Всё это будило в Ойгене странные ощущения: это был первый дневник живого человека, который он держит в руках. И он очень надеялся, что это действительно так — все остальные, что ему доводилось читать, принадлежали более или менее давно умершим людям; читать же немногие добытые дневники тех, кто ещё остывал, должен был Маркус, и он не очень любил говорить о подобном.
— Наверное, на Изи много всего навалилось, — тихо проговорила Луиза, когда вода в электрическом чайнике закипела. — Она всегда была таким беспроблемным ребёнком, даже в детстве — почти постоянно спала, а когда уже подросла, то что бы ни делала, отдавала этому всю себя. Но ей всё время словно бы не везло… она так тяжело переживала, когда ей пришлось оставить своих лошадей и музыкальную школу из-за травмы… а ей так нравилось играть, — она порывалась встать, но Ойген предупредительно поднялся сам и, залив кипяток в уже приготовленный заварочный чайник, поставил его на стол.
— Любой спорт чреват травмами, — покивал он, разливая им чай и вновь усаживаясь на место. Так странно было сидеть с совершенно незнакомым ему человеком, пить чай и говорить об уже почти взрослых детях. Почему-то в подобной роли он никогда прежде себя не представлял.
— Ох, ей было двенадцать, когда она, вылетев из седла, сломала правую руку, правда, не знаю кто испугался из нас сильней — видели бы вы тот снимок! Изи это так стоически приняла, а потом училась писать и рисовать уже левой…
— Теперь она рисует обеими? — спросил слегка удивлённо Ойген. У него перед глазами отчётливо стояла картина из недавнего прошлого с рисующей на ступеньках своего дома Изи, и он точно помнил, что карандаш она держала в правой руке.

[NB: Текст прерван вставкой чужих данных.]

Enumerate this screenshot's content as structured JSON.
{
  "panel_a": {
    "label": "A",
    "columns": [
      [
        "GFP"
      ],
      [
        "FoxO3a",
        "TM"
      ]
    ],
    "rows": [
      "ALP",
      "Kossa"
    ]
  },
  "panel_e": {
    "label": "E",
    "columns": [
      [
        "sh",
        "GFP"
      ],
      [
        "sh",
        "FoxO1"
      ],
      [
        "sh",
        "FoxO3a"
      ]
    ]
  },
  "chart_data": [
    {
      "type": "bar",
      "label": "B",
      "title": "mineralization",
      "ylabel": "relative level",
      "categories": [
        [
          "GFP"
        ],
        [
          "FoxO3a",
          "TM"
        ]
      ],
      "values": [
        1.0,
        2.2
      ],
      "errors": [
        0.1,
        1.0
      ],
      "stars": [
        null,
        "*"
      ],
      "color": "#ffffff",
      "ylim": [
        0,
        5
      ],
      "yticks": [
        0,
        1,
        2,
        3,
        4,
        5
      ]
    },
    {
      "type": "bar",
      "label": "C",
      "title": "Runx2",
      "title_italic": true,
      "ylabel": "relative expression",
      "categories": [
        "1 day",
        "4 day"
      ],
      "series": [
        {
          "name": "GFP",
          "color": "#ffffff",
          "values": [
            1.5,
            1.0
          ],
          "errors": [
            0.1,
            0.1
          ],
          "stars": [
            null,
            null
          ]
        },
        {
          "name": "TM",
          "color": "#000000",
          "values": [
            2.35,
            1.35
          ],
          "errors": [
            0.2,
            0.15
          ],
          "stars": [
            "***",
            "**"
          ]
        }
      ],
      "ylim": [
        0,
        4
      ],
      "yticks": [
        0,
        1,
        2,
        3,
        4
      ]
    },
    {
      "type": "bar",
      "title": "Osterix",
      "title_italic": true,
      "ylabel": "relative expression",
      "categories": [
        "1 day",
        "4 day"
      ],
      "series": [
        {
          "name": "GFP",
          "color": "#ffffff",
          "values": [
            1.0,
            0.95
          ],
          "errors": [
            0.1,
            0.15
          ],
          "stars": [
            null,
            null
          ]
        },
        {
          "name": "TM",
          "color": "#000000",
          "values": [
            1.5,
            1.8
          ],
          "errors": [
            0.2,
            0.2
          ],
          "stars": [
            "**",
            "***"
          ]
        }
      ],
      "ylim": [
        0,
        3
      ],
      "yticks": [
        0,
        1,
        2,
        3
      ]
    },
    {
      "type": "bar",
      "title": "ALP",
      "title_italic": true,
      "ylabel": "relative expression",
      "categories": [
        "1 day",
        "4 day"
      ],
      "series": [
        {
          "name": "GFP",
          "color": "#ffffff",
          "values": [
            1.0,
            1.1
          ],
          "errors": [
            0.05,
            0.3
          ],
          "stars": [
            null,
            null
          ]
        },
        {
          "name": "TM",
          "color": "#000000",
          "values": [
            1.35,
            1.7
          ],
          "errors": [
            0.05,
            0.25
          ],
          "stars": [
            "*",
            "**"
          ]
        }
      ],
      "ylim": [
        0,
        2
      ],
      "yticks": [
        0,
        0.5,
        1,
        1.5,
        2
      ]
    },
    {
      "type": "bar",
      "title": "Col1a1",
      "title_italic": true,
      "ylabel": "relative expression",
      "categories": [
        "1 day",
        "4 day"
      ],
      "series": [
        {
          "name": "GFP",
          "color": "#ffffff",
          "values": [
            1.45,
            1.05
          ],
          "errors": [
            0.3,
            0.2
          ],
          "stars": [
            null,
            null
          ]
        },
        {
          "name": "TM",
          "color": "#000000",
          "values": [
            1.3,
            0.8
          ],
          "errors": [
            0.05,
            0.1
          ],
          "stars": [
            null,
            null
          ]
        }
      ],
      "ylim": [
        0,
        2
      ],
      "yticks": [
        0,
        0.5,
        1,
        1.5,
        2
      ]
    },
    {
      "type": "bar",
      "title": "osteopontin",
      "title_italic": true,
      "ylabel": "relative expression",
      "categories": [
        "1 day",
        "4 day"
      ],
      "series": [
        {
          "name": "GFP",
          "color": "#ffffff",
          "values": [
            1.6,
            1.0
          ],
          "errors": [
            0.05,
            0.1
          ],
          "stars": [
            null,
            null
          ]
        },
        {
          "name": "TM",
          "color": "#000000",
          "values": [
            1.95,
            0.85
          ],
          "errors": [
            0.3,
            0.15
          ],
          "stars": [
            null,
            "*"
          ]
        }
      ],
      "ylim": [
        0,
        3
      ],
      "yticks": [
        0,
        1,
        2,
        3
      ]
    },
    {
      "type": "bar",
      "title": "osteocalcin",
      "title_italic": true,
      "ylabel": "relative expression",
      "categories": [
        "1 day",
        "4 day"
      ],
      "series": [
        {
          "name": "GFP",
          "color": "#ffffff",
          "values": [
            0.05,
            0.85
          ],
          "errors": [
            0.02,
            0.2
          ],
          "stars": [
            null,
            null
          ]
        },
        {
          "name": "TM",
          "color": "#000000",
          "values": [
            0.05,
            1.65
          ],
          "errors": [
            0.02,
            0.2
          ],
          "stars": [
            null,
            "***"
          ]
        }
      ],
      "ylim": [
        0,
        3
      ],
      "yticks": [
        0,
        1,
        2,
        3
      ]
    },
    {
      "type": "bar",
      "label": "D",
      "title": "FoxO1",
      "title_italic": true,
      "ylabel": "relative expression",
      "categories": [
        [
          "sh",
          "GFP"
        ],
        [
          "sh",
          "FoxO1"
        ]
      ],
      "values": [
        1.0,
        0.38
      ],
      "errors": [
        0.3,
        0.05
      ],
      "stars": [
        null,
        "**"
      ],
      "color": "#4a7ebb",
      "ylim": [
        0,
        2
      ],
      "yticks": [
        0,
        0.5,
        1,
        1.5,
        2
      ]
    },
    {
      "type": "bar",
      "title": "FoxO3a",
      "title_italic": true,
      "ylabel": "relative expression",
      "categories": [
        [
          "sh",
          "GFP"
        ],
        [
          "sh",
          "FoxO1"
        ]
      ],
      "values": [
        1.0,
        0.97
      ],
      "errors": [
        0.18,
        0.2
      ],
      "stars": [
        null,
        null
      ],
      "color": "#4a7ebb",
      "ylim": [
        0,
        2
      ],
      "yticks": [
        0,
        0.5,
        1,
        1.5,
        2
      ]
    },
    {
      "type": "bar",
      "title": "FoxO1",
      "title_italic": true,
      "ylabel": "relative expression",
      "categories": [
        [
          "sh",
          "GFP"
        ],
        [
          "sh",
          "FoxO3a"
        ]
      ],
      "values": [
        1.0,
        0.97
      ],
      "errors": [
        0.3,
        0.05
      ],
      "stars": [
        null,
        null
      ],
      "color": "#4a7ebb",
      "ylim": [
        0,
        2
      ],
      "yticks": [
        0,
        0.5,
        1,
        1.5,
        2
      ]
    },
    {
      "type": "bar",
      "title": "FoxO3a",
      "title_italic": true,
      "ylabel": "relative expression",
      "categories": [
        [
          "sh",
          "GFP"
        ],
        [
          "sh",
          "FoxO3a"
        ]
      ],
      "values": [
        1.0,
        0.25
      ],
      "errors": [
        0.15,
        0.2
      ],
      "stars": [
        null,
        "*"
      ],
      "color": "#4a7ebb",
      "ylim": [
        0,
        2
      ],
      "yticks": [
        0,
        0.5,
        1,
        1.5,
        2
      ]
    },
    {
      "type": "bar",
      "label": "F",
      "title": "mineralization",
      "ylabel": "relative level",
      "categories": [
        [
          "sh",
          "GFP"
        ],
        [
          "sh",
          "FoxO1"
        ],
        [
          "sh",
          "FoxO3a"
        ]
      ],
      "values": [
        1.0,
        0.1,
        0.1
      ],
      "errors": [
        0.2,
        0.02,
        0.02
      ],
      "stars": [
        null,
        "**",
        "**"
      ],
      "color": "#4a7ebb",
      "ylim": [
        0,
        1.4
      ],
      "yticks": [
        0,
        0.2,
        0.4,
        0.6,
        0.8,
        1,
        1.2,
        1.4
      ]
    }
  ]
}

— Кости смогли собрать, но в руку вставили пару спиц, пока все срасталось, — словно не услышав его вопроса, сказала Луиза. А затем всё же ответила: — Двумя руками, да. Изи шутит, что теперь она амбидекстер… Наверное, это даже хорошо, — бледно улыбнулась она, — что мы смогли переключить Изи на живопись целиком. Меня… меня пугала мысль снова увидеть её на лошади.
— Конечно, — мягко проговорил Ойген, думая, что лучше бы она переборола себя. В конце концов, это ведь просто сломанная рука. — Я понимаю.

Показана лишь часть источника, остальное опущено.